Centered Yoga
What is Centered Yoga?
Centered Yoga is a method perfected by Dona Holleman, deriving from her personal experience and encounter with the philosophy of Krishnamurti, the Hatha Yoga of B.K.S. Iyengar, the shaman religion of Castaneda and her friendship with Vanda Scaravelli.
It is based on the Eight Vital Principles for practice:
- \The meditative state of mind or the ‘not-doing’ of the mind;
- \Relaxation or the ‘not-doing’ of the physical body;
- \Intent or the ‘not-doing’ of visualisation;
- \ Rooting or the use of gravity;
- \Centering or the awareness of hara;
- \Aligning;
- \Breathing;
- \Elongating.
In the ’60s, Dona encountered Krishnamurti, with whom she held long conversations at Gstaad in Switzerkand, and due to his teaching she changed the concept of meditative mind and the total attention or ‘non-doing’ of the mind, that is, trusting in the ancient brain so as to perform the asanas, counterposed to the modern one of thought. Where this concept is an arrival point for practice in the Sutra of Patanjali (Dhyana), for Dona it is the fundamental starting point.
Through Krishnamurti Dona would meet B.K.S. Iyengar and, at two different moments in 1964 and 1969, she would go to India for him to give her precious master-student teaching directly. From him she would learn the traditional discipline and physical techniques of the practice of Hatha yoga, whence she would draw the principles of alignment and lengthening.
She would be the one to first introduce Hatha yoga in the style of Iyengar to Europe; in fact, between 1964 and 1969 she founded the B.K.S. Iyengar Yoga Work Group in the Netherlands and started training teachers. She worked with Victor van Kooten, Angela Farmer, John Schumacher, Patricia Walden, Maxine Tobias, Mary Stewart, Gabriela Giubilaro, Emilia Pagani and many more.
In the ‘80s she would distance herself from the international Iyengar community, but continue to follow the basics of the teaching received from the great master in her practice and studies, inviting all her students to follow the pure, original tradition of the method.
Castaneda and the ancient shaman wisdom of Don Juan inspired her in her third vital principle, intention, that is, the force that moves the Universe and is used to carry out the asanas, visualising the process of what is to happen.

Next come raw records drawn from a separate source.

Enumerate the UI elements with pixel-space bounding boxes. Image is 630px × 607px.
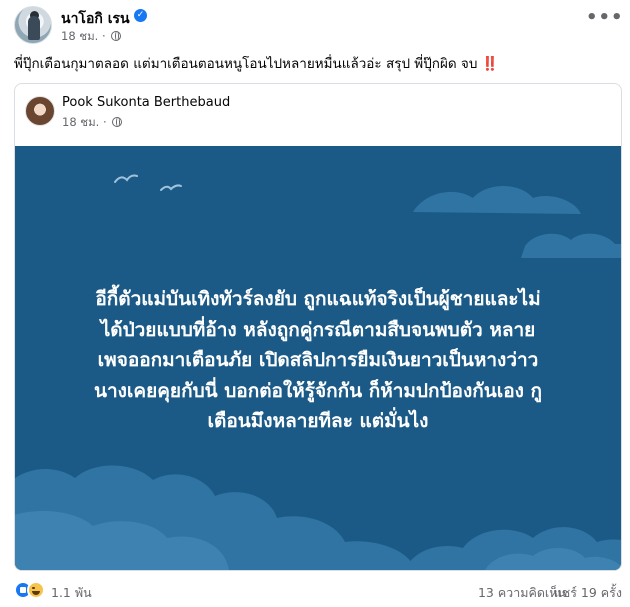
post-header: นาโอกิ เรน ✓ 18 ชม. · ••• xyxy=(14,4,623,46)
meta-separator: · xyxy=(102,29,106,43)
image-text-line: นางเคยคุยกับนี่ บอกต่อให้รู้จักกัน ก็ห้า… xyxy=(93,379,543,402)
post-footer: 1.1 พัน 13 ความคิดเห็น แชร์ 19 ครั้ง xyxy=(14,578,622,602)
shared-post-header: Pook Sukonta Berthebaud 18 ชม. · xyxy=(15,84,621,146)
caption-text: พี่ปุ๊กเตือนกุมาตลอด แต่มาเตือนตอนหนูโอน… xyxy=(14,56,478,72)
shared-post-meta: 18 ชม. · xyxy=(62,114,123,132)
meta-separator: · xyxy=(103,115,107,129)
image-caption-text: อีกี้ตัวแม่บันเทิงทัวร์ลงยับ ถูกแฉแท้จริ… xyxy=(37,284,599,437)
shared-author-name[interactable]: Pook Sukonta Berthebaud xyxy=(62,95,230,110)
image-text-line: เตือนมึงหลายทีละ แต่มั่นไง xyxy=(207,410,429,432)
more-options-button[interactable]: ••• xyxy=(586,9,623,34)
reaction-count[interactable]: 1.1 พัน xyxy=(51,583,92,603)
haha-reaction-icon[interactable] xyxy=(27,581,45,599)
facebook-post: นาโอกิ เรน ✓ 18 ชม. · ••• พี่ปุ๊กเตือนกุ… xyxy=(0,0,630,607)
author-name[interactable]: นาโอกิ เรน xyxy=(61,8,130,30)
shared-post-image[interactable]: อีกี้ตัวแม่บันเทิงทัวร์ลงยับ ถูกแฉแท้จริ… xyxy=(15,146,621,570)
bird-icon-2 xyxy=(160,184,182,191)
double-exclamation-icon: ‼️ xyxy=(481,56,499,72)
post-caption: พี่ปุ๊กเตือนกุมาตลอด แต่มาเตือนตอนหนูโอน… xyxy=(14,52,614,74)
bird-icon-1 xyxy=(114,174,138,183)
globe-icon xyxy=(112,117,123,127)
image-text-line: เพจออกมาเตือนภัย เปิดสลิปการยืมเงินยาวเป… xyxy=(97,349,539,371)
verified-badge-icon: ✓ xyxy=(134,9,147,22)
bird-icons xyxy=(114,174,182,191)
cloud-top-right xyxy=(413,186,581,214)
share-count[interactable]: แชร์ 19 ครั้ง xyxy=(554,583,622,603)
image-text-line: อีกี้ตัวแม่บันเทิงทัวร์ลงยับ ถูกแฉแท้จริ… xyxy=(95,288,541,310)
shared-post[interactable]: Pook Sukonta Berthebaud 18 ชม. · อีกี้ตั… xyxy=(14,83,622,571)
post-time[interactable]: 18 ชม. xyxy=(61,29,98,43)
author-avatar[interactable] xyxy=(14,6,52,44)
post-meta: 18 ชม. · xyxy=(61,28,122,46)
image-text-line: ได้ป่วยแบบที่อ้าง หลังถูกคู่กรณีตามสืบจน… xyxy=(100,318,536,341)
cloud-right-upper xyxy=(521,233,621,258)
avatar-figure-body xyxy=(28,16,40,40)
shared-post-time[interactable]: 18 ชม. xyxy=(62,115,99,129)
globe-icon xyxy=(111,31,122,41)
shared-author-avatar[interactable] xyxy=(25,96,55,126)
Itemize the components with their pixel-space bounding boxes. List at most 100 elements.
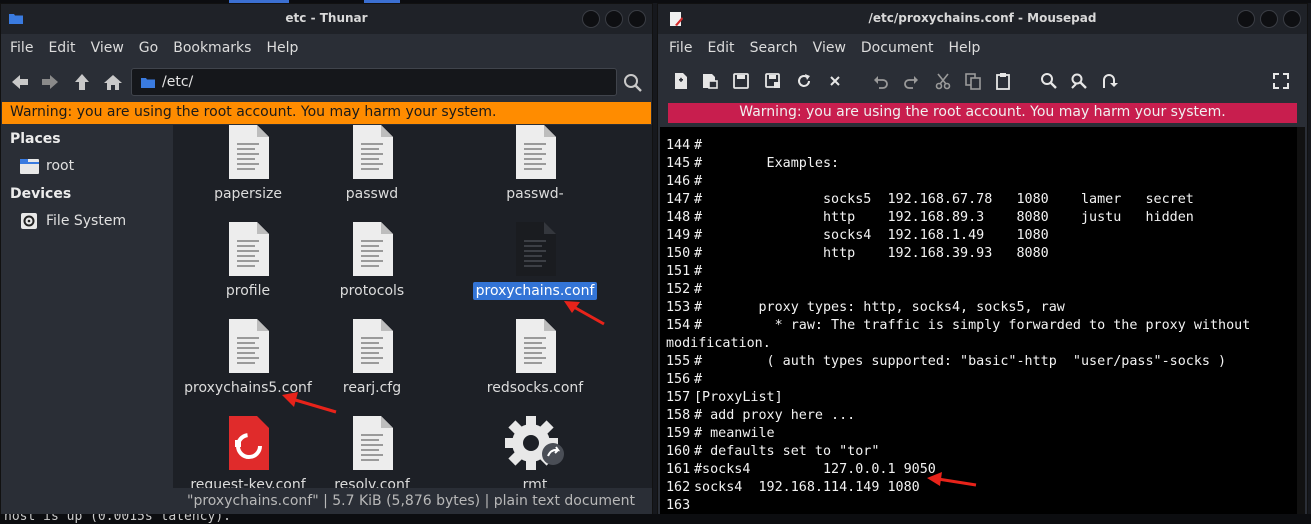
text-file-icon [227, 222, 269, 276]
thunar-window: etc - Thunar File Edit View Go Bookmarks Help… [0, 3, 653, 516]
code-line: 153 # proxy types: http, socks4, socks5, … [666, 299, 1065, 317]
code-line: 163 [666, 497, 694, 515]
text-editor-area[interactable]: 144 #145 # Examples: 146 #147 # socks5 192.16… [660, 127, 1305, 515]
file-item[interactable]: redsocks.conf [460, 319, 610, 397]
status-bar: "proxychains.conf" | 5.7 KiB (5,876 byte… [173, 488, 652, 516]
line-text: # [694, 174, 703, 189]
maximize-button[interactable] [1260, 10, 1278, 28]
menu-view[interactable]: View [813, 40, 846, 56]
location-input[interactable]: /etc/ [131, 68, 617, 96]
find-replace-icon[interactable] [1070, 72, 1088, 90]
sidebar-item-label: File System [46, 213, 127, 229]
sidebar-heading-devices: Devices [10, 186, 72, 202]
go-to-line-icon[interactable] [1100, 72, 1118, 90]
file-name: rearj.cfg [342, 380, 402, 396]
line-text: # [694, 282, 703, 297]
line-text: # * raw: The traffic is simply forwarded… [694, 318, 1251, 333]
line-text: modification. [666, 336, 771, 351]
file-item[interactable]: passwd [297, 125, 447, 203]
new-window-icon[interactable] [701, 72, 719, 90]
text-file-icon [227, 319, 269, 373]
up-arrow-icon[interactable] [71, 72, 93, 92]
file-name: rmt [522, 477, 548, 488]
sidebar-item-file-system[interactable]: File System [19, 212, 126, 230]
line-number: 160 [666, 444, 691, 459]
terminal-text: host is up (0.0015s latency). [4, 514, 231, 524]
line-text: # [694, 372, 703, 387]
code-line: 157 [ProxyList] [666, 389, 783, 407]
line-number: 157 [666, 390, 691, 405]
line-number: 155 [666, 354, 691, 369]
file-name: papersize [214, 186, 282, 202]
file-item[interactable]: rmt [460, 416, 610, 488]
thunar-titlebar[interactable]: etc - Thunar [1, 4, 652, 34]
line-number: 147 [666, 192, 691, 207]
save-as-icon[interactable] [764, 72, 782, 90]
location-path: /etc/ [162, 74, 194, 90]
menu-edit[interactable]: Edit [707, 40, 734, 56]
forward-arrow-icon[interactable] [39, 72, 61, 92]
code-line: 155 # ( auth types supported: "basic"-htt… [666, 353, 1226, 371]
redo-icon[interactable] [902, 72, 920, 90]
minimize-button[interactable] [1237, 10, 1255, 28]
line-text: # http 192.168.39.93 8080 [694, 246, 1049, 261]
editor-scrollbar[interactable] [1297, 127, 1305, 515]
menu-file[interactable]: File [669, 40, 692, 56]
file-name: passwd [345, 186, 399, 202]
back-arrow-icon[interactable] [9, 72, 31, 92]
find-icon[interactable] [1040, 72, 1058, 90]
file-item[interactable]: rearj.cfg [297, 319, 447, 397]
code-line: 161 #socks4 127.0.0.1 9050 [666, 461, 936, 479]
line-text: # [694, 264, 703, 279]
save-icon[interactable] [732, 72, 750, 90]
menu-go[interactable]: Go [139, 40, 158, 56]
menu-help[interactable]: Help [948, 40, 980, 56]
close-button[interactable] [628, 10, 646, 28]
line-number: 149 [666, 228, 691, 243]
menu-help[interactable]: Help [266, 40, 298, 56]
mousepad-titlebar[interactable]: /etc/proxychains.conf - Mousepad [658, 4, 1307, 34]
menu-view[interactable]: View [91, 40, 124, 56]
search-icon[interactable] [623, 73, 643, 93]
menu-search[interactable]: Search [750, 40, 798, 56]
close-button[interactable] [1283, 10, 1301, 28]
new-document-icon[interactable] [672, 72, 690, 90]
reload-icon[interactable] [795, 72, 813, 90]
sidebar-heading-places: Places [10, 131, 61, 147]
maximize-button[interactable] [605, 10, 623, 28]
menubar: File Edit View Go Bookmarks Help [1, 34, 652, 62]
file-name: passwd- [506, 186, 564, 202]
paste-icon[interactable] [994, 72, 1012, 90]
home-icon[interactable] [102, 72, 124, 92]
file-item[interactable]: resolv.conf [297, 416, 447, 488]
drive-icon [21, 213, 37, 229]
menu-edit[interactable]: Edit [48, 40, 75, 56]
file-item[interactable]: protocols [297, 222, 447, 300]
sidebar-item-root[interactable]: root [19, 157, 74, 175]
minimize-button[interactable] [582, 10, 600, 28]
undo-icon[interactable] [872, 72, 890, 90]
fullscreen-icon[interactable] [1272, 72, 1290, 90]
cut-icon[interactable] [934, 72, 952, 90]
line-number: 158 [666, 408, 691, 423]
code-line: 151 # [666, 263, 702, 281]
menu-file[interactable]: File [10, 40, 33, 56]
line-number: 162 [666, 480, 691, 495]
code-line: 156 # [666, 371, 702, 389]
file-item[interactable]: proxychains.conf [460, 222, 610, 300]
line-text: [ProxyList] [694, 390, 783, 405]
file-item[interactable]: passwd- [460, 125, 610, 203]
code-line: 146 # [666, 173, 702, 191]
line-number: 146 [666, 174, 691, 189]
copy-icon[interactable] [964, 72, 982, 90]
menu-bookmarks[interactable]: Bookmarks [173, 40, 251, 56]
line-text: # [694, 138, 703, 153]
menu-document[interactable]: Document [861, 40, 934, 56]
code-line: 147 # socks5 192.168.67.78 1080 lamer sec… [666, 191, 1194, 209]
line-text: # ( auth types supported: "basic"-http "… [694, 354, 1227, 369]
text-file-icon [351, 416, 393, 470]
text-file-icon [227, 125, 269, 179]
text-file-dark-icon [514, 222, 556, 276]
text-file-icon [514, 125, 556, 179]
close-icon[interactable] [826, 72, 844, 90]
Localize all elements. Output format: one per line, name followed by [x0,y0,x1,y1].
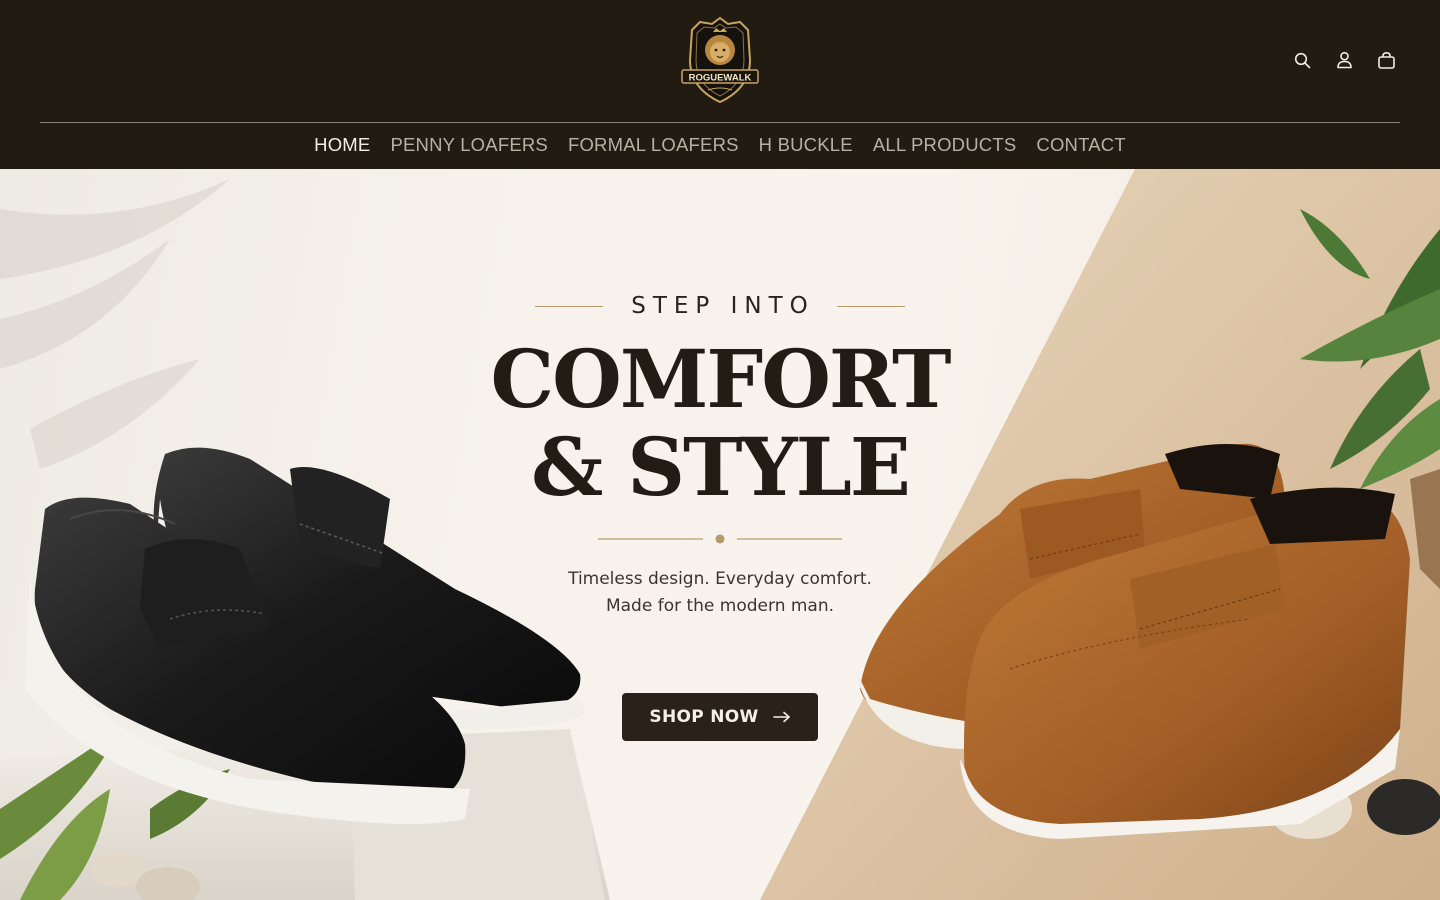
hero-headline-line1: COMFORT [490,332,951,426]
arrow-right-icon [772,711,790,723]
hero-eyebrow: STEP INTO [535,293,905,319]
nav-item-all-products[interactable]: ALL PRODUCTS [873,134,1017,156]
account-icon[interactable] [1334,49,1354,71]
site-header: ROGUEWALK HOME PENNY LOAFERS FORMAL LOAF… [0,0,1440,169]
hero-headline-line2: & STYLE [531,420,911,514]
lion-crest-icon: ROGUEWALK [681,16,759,104]
eyebrow-rule-right [836,305,905,307]
eyebrow-rule-left [535,305,603,307]
brand-logo[interactable]: ROGUEWALK [678,16,762,106]
nav-item-formal-loafers[interactable]: FORMAL LOAFERS [568,134,739,156]
hero-banner: STEP INTO COMFORT & STYLE Timeless desig… [0,169,1440,900]
hero-eyebrow-text: STEP INTO [631,293,815,319]
cart-icon[interactable] [1376,49,1396,71]
ornament-divider [598,534,842,544]
nav-item-penny-loafers[interactable]: PENNY LOAFERS [390,134,548,156]
leaf-shadow [0,179,230,469]
hero-subtext: Timeless design. Everyday comfort. Made … [470,566,970,620]
shop-now-button[interactable]: SHOP NOW [622,693,818,741]
nav-item-h-buckle[interactable]: H BUCKLE [759,134,853,156]
hero-subtext-line2: Made for the modern man. [605,596,835,616]
search-icon[interactable] [1292,49,1312,71]
hero-headline: COMFORT & STYLE [420,335,1020,511]
header-actions [1292,49,1396,71]
nav-item-home[interactable]: HOME [314,134,370,156]
main-nav: HOME PENNY LOAFERS FORMAL LOAFERS H BUCK… [0,134,1440,156]
brand-name: ROGUEWALK [689,73,752,84]
shop-now-label: SHOP NOW [649,707,759,727]
nav-item-contact[interactable]: CONTACT [1036,134,1125,156]
header-divider [40,122,1400,123]
hero-subtext-line1: Timeless design. Everyday comfort. [568,569,872,589]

With her friend and mentor Vanda Scaravelli she took the techniques of breathing and the bandhas further, without which harmonious practice and a plastic body would not be possible, and yoga would be a mere physical exercise.
In 1980 Dona read The thinking body by Mable Todd, a fundamental text that would enrich and change her already mature practice. The encounter with the work of Todd would trigger the fourth and fifth vital principles of Centered Yoga, rooting or the use of the force of gravity (drive and counter), and centering.
For the second principle, relaxation of the body, or the ‘non-doing’ of the body, Dona was inspired by the Taoist concept of del wei-wu-wei, that is, ‘doing-without-doing’. Aligning the body with the force of gravity and receiving its force of rebound, we manage to channel our energy into hara (the centre of the body) in both descent and ascent, hence diminishing the physical body’s power of resistance and increasing the energetic body’s vital force, reasserting the meaning of the word a-sana (position without effort).
For the Eight Vital Principles to work, they must be applied concretely and at the same time, like white light that decomposes to become a rainbow.